🤖 AI Summary
Attention-based multiple instance learning (MIL) for whole-slide image (WSI) classification is vulnerable to staining artifacts and non-causal tissue morphologies, leading to unreliable patch-level predictions and poor interpretability. Method: We propose FocusMIL, a causally grounded max-pooling MIL framework that systematically demonstrates— for the first time—the superior robustness of max-pooling over attention mechanisms in isolating causal histopathological features while avoiding spurious correlations. Its lightweight, end-to-end trainable architecture requires no auxiliary supervision or complex regularization. Results: Evaluated on two public WSI benchmarks, FocusMIL significantly outperforms state-of-the-art attention-based MIL methods in classification accuracy, patch-level prediction consistency, and heatmap interpretability. It establishes a new paradigm for computational pathology that jointly ensures generalizability and causal validity.
📝 Abstract
Although attention-based multi-instance learning (MIL) algorithms have achieved impressive performance on slide-level whole slide image (WSI) classification tasks, they are prone to mistakenly focusing on irrelevant patterns such as staining conditions and tissue morphology, leading to incorrect patch-level predictions and unreliable interpretability.
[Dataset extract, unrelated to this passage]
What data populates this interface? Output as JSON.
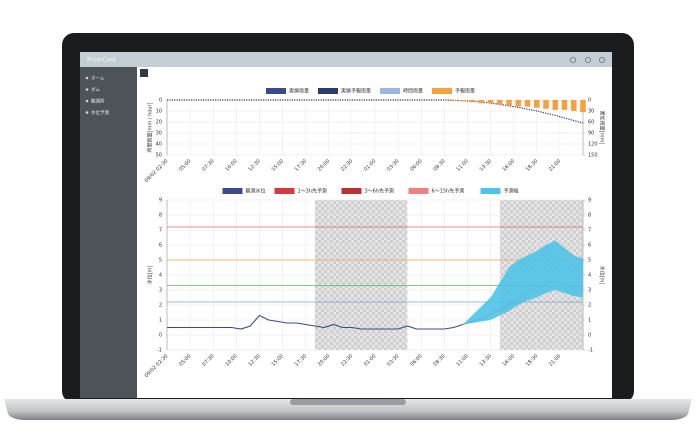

In this paper, we analyze why attention-based methods tend to rely on spurious correlations in their predictions. Furthermore, we revisit max-pooling-based approaches and examine the reasons behind the underperformance of existing methods. We argue that well-trained max-pooling-based MIL models can make predictions based on causal factors and avoid relying on spurious correlations. Building on these insights, we propose a simple yet effective max-pooling-based MIL method (FocusMIL) that outperforms existing mainstream attention-based methods on two datasets. In this position paper, we advocate renewed attention to max-pooling-based methods to achieve more robust and interpretable predictions.